ISU Research shows increased profitability from sulfur fertilizer application

Name and Position/Title:
Brian Lang / Field Agronomist

Fiscal Year Submitted:

POW Title and Number:
103 Forages, small grains and new opportunities

ISU Research shows increased profitability from sulfur fertilizer application

Over the last 50 years a transition to clean coal, less cropland fertilized with manure, and other related issues have greatly reduced the amount of sulfur deposited onto cropland.  Over the last 10 years, as corn and soybean yields continued to increase, farmers often commented on only obtaining average alfalfa yields.

What Did You Do?
In 2005, Iowa State University Extension in northeast Iowa initiated an investigation into this issue.  Since alfalfa production requires significantly more sulfur than most other crops, it was possible that previously researched soil fertility recommendations needed to be adjusted.  Fifteen research trials conducted over the next 4 years as both on-farm trials and at the northeast ISU research farm uncovered sulfur deficiencies in alfalfa production in most fields.  Research results provided farmers with the tools to determine sulfur deficiency and the maximum economic rate of sulfur fertilizer to apply on these sulfur deficient sites.  During these years of research, and upon the completion of the research, over 75 Extension educational meetings in northeast Iowa advanced this knowledge to farmers, agricultural providers and through the media. 
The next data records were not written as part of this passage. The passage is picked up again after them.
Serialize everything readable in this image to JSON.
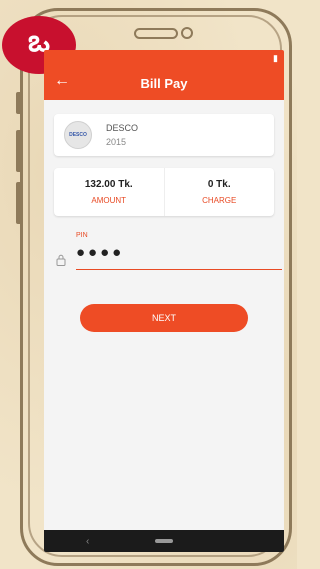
{
  "app": {
    "title": "Bill Pay",
    "back_icon": "arrow-left-icon",
    "accent_color": "#ee4c25"
  },
  "brand": {
    "badge_glyph": "ఒ",
    "badge_color": "#c8102e"
  },
  "biller": {
    "logo_text": "DESCO",
    "name": "DESCO",
    "account": "2015"
  },
  "amounts": {
    "amount_value": "132.00 Tk.",
    "amount_label": "AMOUNT",
    "charge_value": "0 Tk.",
    "charge_label": "CHARGE"
  },
  "pin": {
    "label": "PIN",
    "dots": "●●●●",
    "icon": "lock-icon"
  },
  "actions": {
    "next_label": "NEXT"
  },
  "nav": {
    "back_glyph": "‹"
  }
}
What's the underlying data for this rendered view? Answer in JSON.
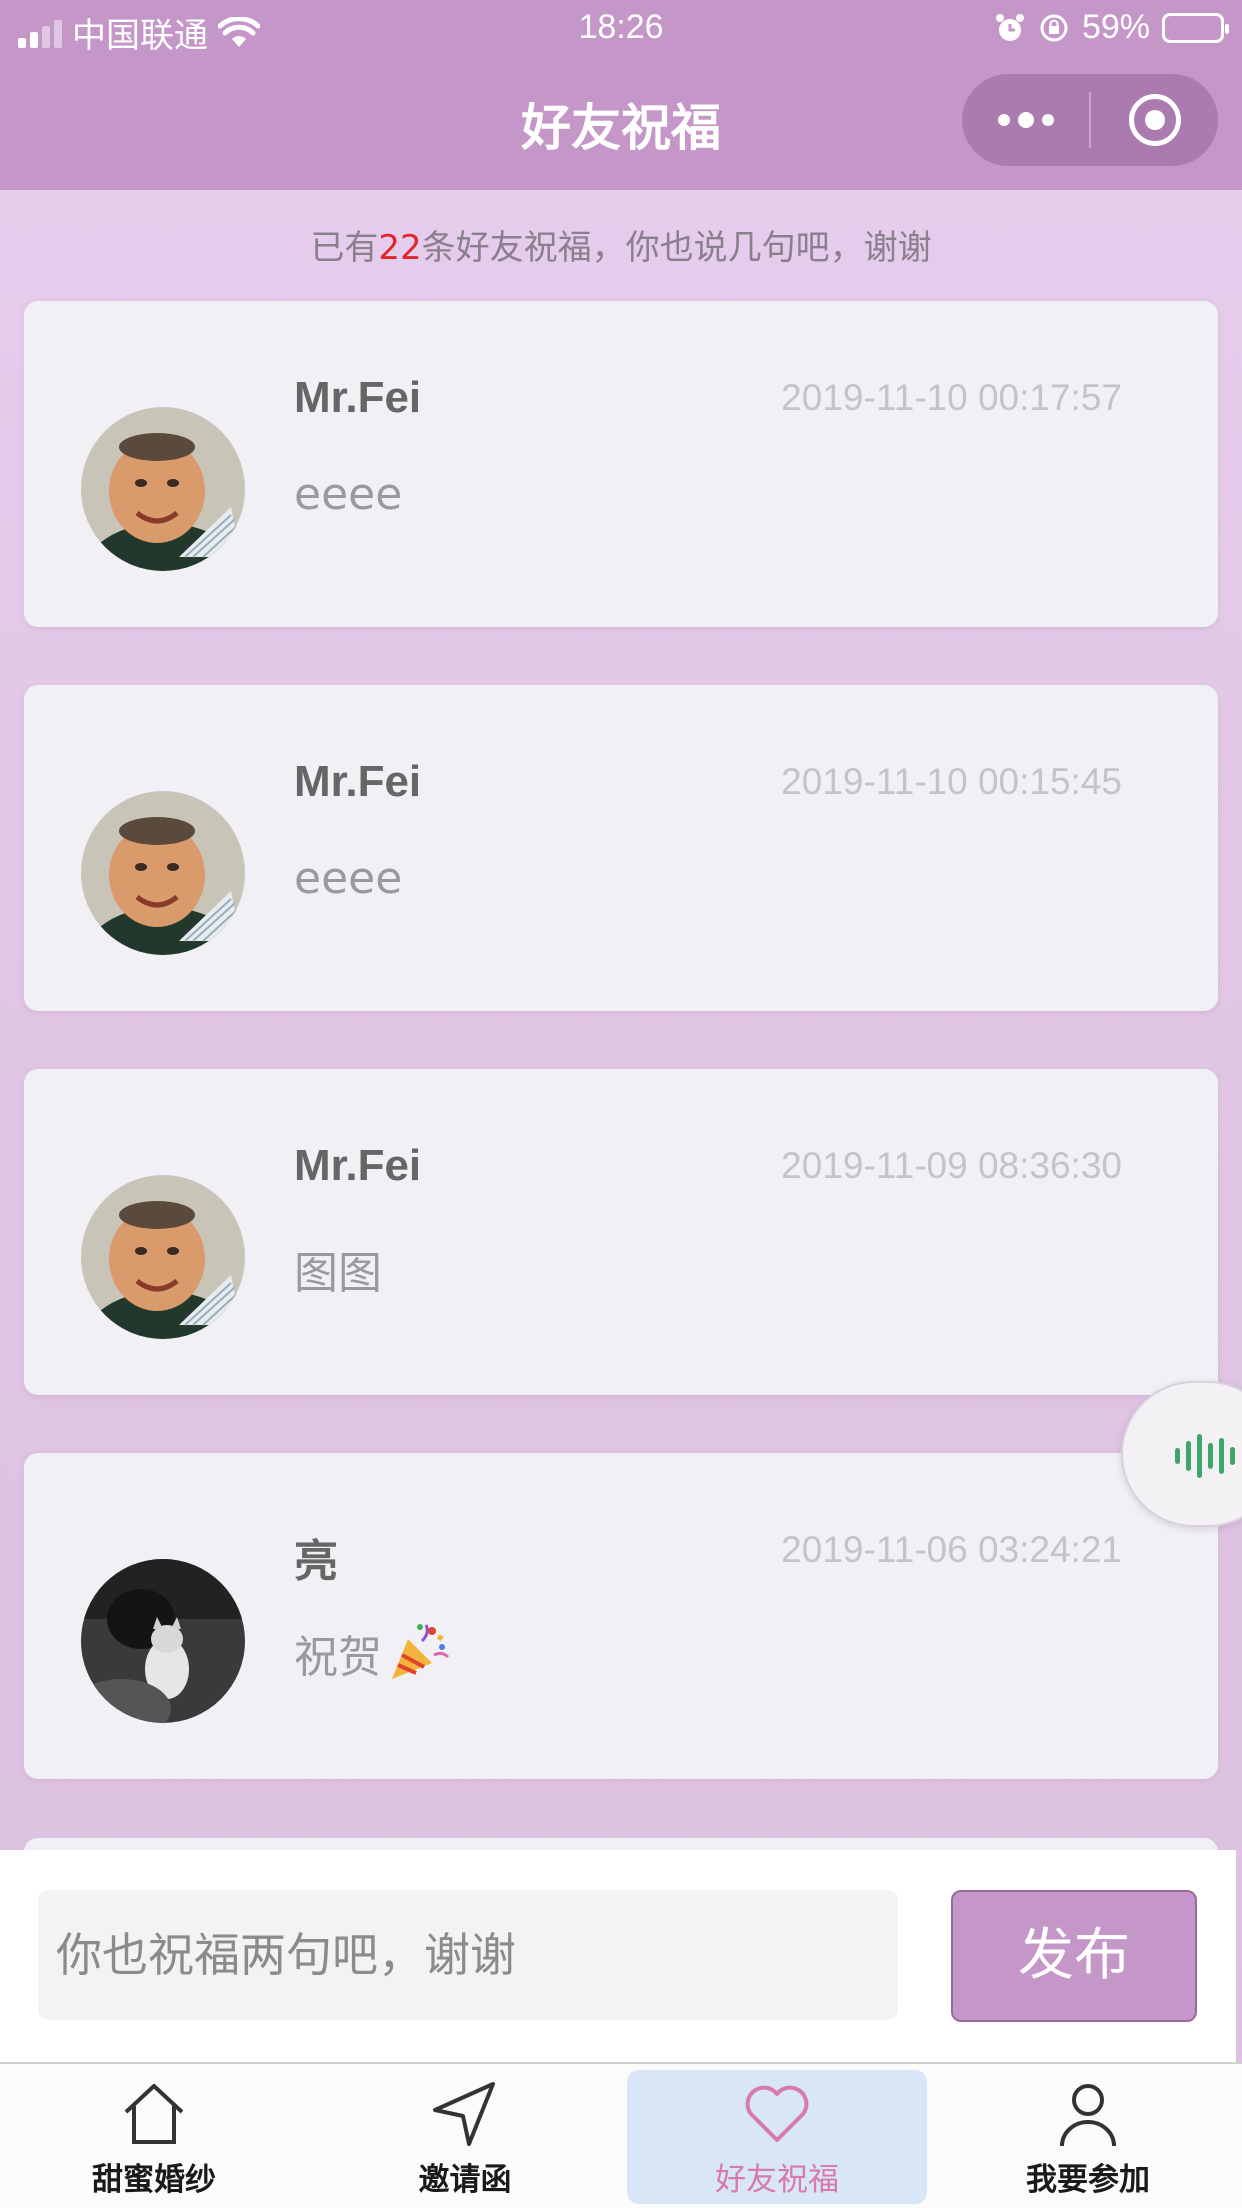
{
  "status_bar": {
    "carrier": "中国联通",
    "time": "18:26",
    "battery": "59%"
  },
  "nav": {
    "title": "好友祝福"
  },
  "summary": {
    "prefix": "已有",
    "count": "22",
    "suffix": "条好友祝福，你也说几句吧，谢谢"
  },
  "messages": [
    {
      "name": "Mr.Fei",
      "time": "2019-11-10 00:17:57",
      "text": "eeee"
    },
    {
      "name": "Mr.Fei",
      "time": "2019-11-10 00:15:45",
      "text": "eeee"
    },
    {
      "name": "Mr.Fei",
      "time": "2019-11-09 08:36:30",
      "text": "图图"
    },
    {
      "name": "亮",
      "time": "2019-11-06 03:24:21",
      "text": "祝贺",
      "emoji_icon": "party-popper-icon"
    }
  ],
  "composer": {
    "placeholder": "你也祝福两句吧，谢谢",
    "publish_label": "发布"
  },
  "tabs": [
    {
      "label": "甜蜜婚纱",
      "icon": "home-icon"
    },
    {
      "label": "邀请函",
      "icon": "send-icon"
    },
    {
      "label": "好友祝福",
      "icon": "heart-icon",
      "active": true
    },
    {
      "label": "我要参加",
      "icon": "person-icon"
    }
  ],
  "colors": {
    "accent": "#c597c8",
    "count_red": "#e0262b",
    "active_tab_text": "#d77aae",
    "active_tab_bg": "#d8e6f7",
    "voice_green": "#3fa66a"
  }
}
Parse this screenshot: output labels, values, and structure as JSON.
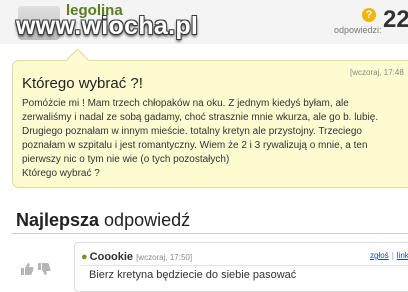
{
  "header": {
    "username": "legolina",
    "watermark": "www.wiocha.pl",
    "answers_label": "odpowiedzi:",
    "answers_count": "22",
    "hint_icon": "?"
  },
  "question": {
    "date": "[wczoraj, 17:48",
    "title": "Którego wybrać ?!",
    "lines": [
      "Pomóżcie mi ! Mam trzech chłopaków na oku. Z jednym kiedyś byłam, ale",
      "zerwaliśmy i nadal ze sobą gadamy, choć strasznie mnie wkurza, ale go b. lubię.",
      "Drugiego poznałam w innym mieście. totalny kretyn ale przystojny. Trzeciego",
      "poznałam w szpitalu i jest romantyczny. Wiem że 2 i 3 rywalizują o mnie, a ten",
      "pierwszy nic o tym nie wie (o tych pozostałych)",
      "Którego wybrać ?"
    ]
  },
  "best": {
    "title_bold": "Najlepsza",
    "title_rest": " odpowiedź"
  },
  "answer": {
    "author": "Coookie",
    "date": "[wczoraj, 17:50]",
    "link1": "zgłoś",
    "link2": "link",
    "text": "Bierz kretyna będziecie do siebie pasować"
  }
}
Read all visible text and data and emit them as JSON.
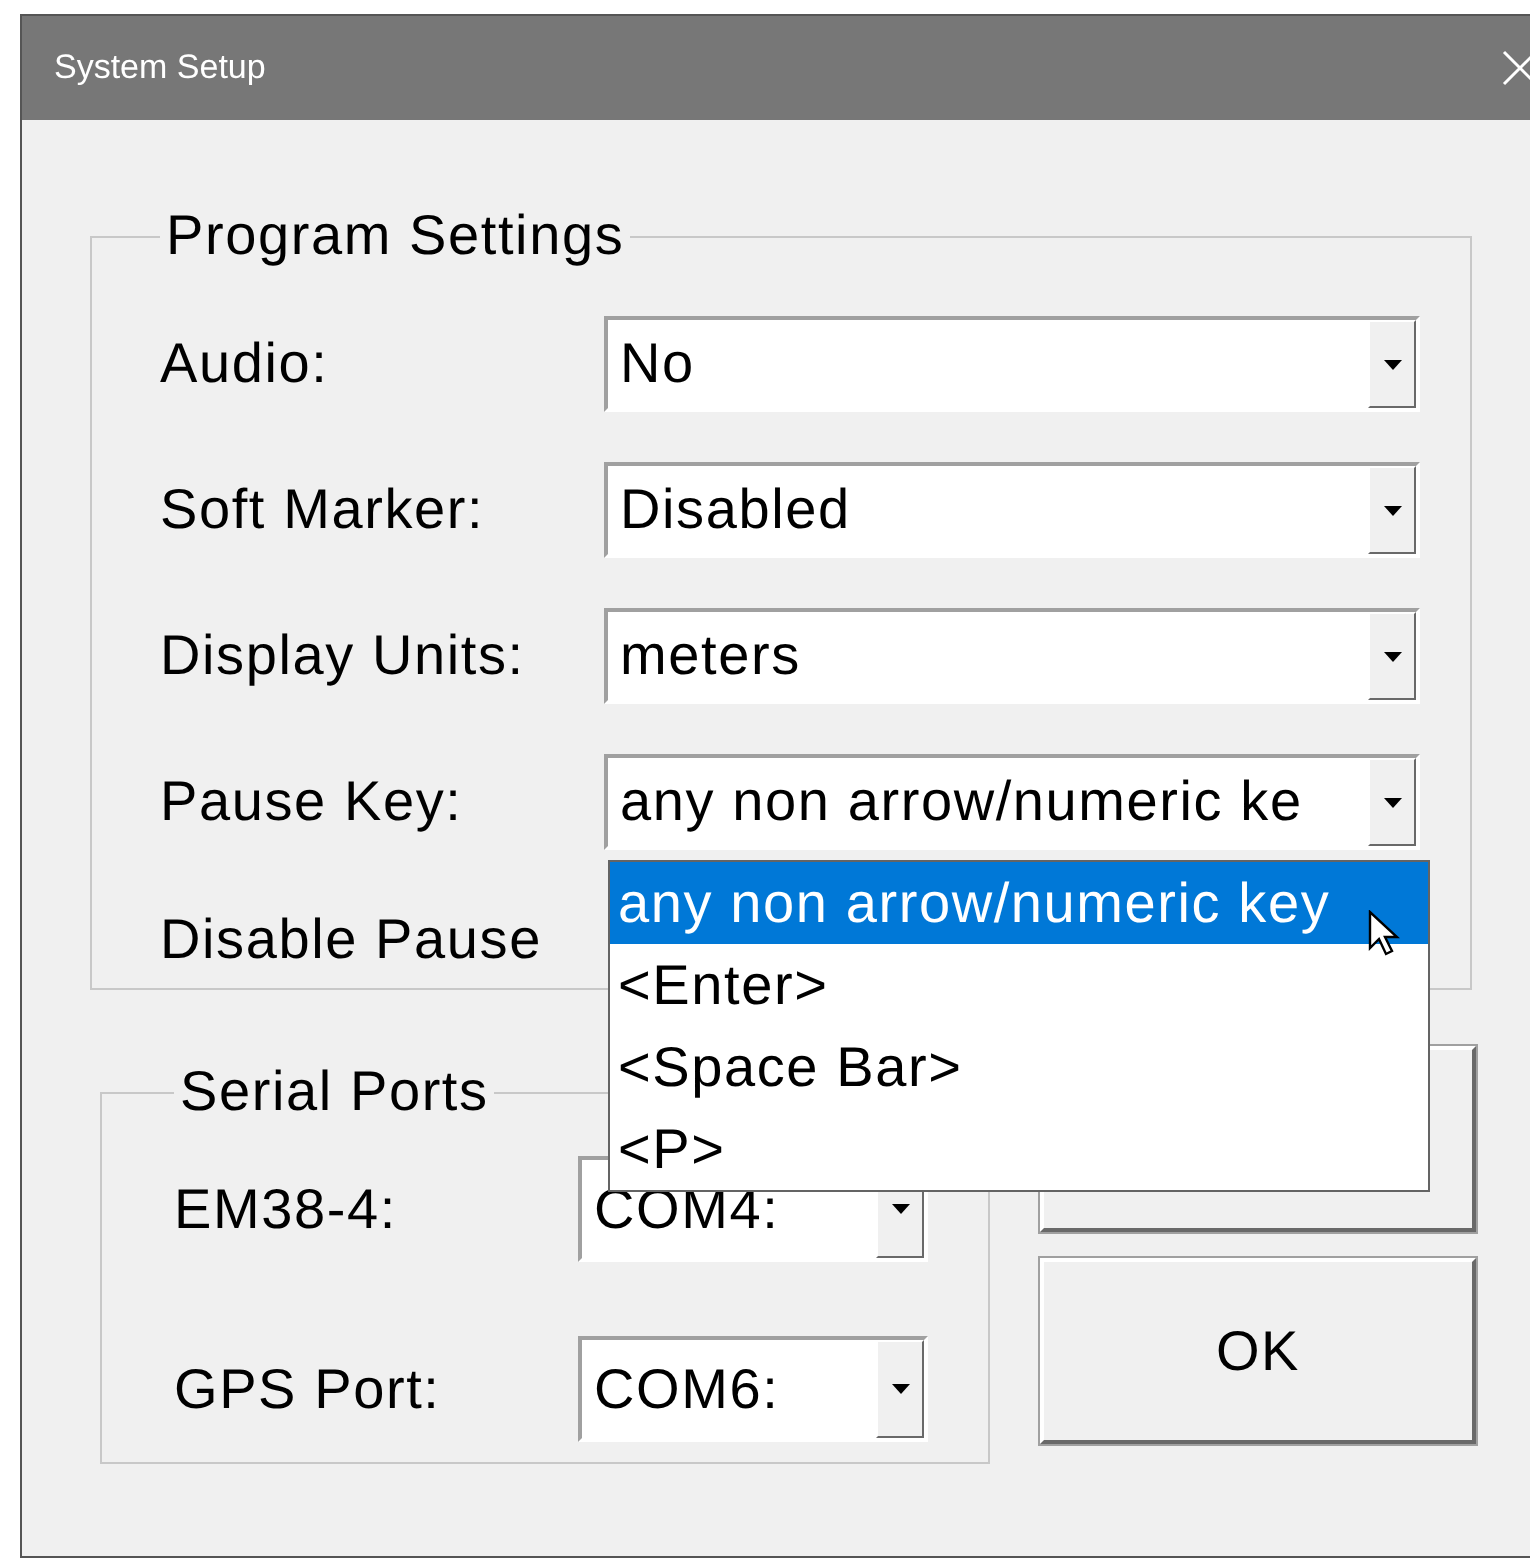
{
  "window": {
    "title": "System Setup"
  },
  "program_settings": {
    "title": "Program Settings",
    "rows": [
      {
        "label": "Audio:",
        "value": "No",
        "expanded": false
      },
      {
        "label": "Soft Marker:",
        "value": "Disabled",
        "expanded": false
      },
      {
        "label": "Display Units:",
        "value": "meters",
        "expanded": false
      },
      {
        "label": "Pause Key:",
        "value": "any non arrow/numeric ke",
        "expanded": true,
        "options": [
          {
            "label": "any non arrow/numeric key",
            "selected": true
          },
          {
            "label": "<Enter>",
            "selected": false
          },
          {
            "label": "<Space Bar>",
            "selected": false
          },
          {
            "label": "<P>",
            "selected": false
          }
        ]
      }
    ],
    "disable_pause": {
      "label": "Disable Pause"
    }
  },
  "serial_ports": {
    "title": "Serial Ports",
    "rows": [
      {
        "label": "EM38-4:",
        "value": "COM4:"
      },
      {
        "label": "GPS Port:",
        "value": "COM6:"
      }
    ]
  },
  "buttons": [
    {
      "kind": "plain"
    },
    {
      "kind": "text",
      "label": "OK"
    }
  ]
}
57% of the alfalfa fields in northeast Iowa received sulfur fertilizer applications and increased farmers’ net profit of $57 per acre based on a survey of farmers and agricultural providers in 2008.  A follow-up survey in 2010 documented that 72% of alfalfa fields in northeast Iowa now receive sulfur fertilizer with farmers increasing net profit by an average of $52 per acre over alfalfa production prior to sulfur fertilizer usage.  Comments about the improved production with sulfur fertilizer included: “You really made me money!”;“I was ready to tear up the stand, but it (the sulfur) let me keep it (the stand) 2 more years.”  With approximately 200,000 acres of alfalfa in northeast Iowa, this response equates to an economic improvement of about $7.5 million.  The research was also shared with University faculty in neighboring states where they initiated similar research.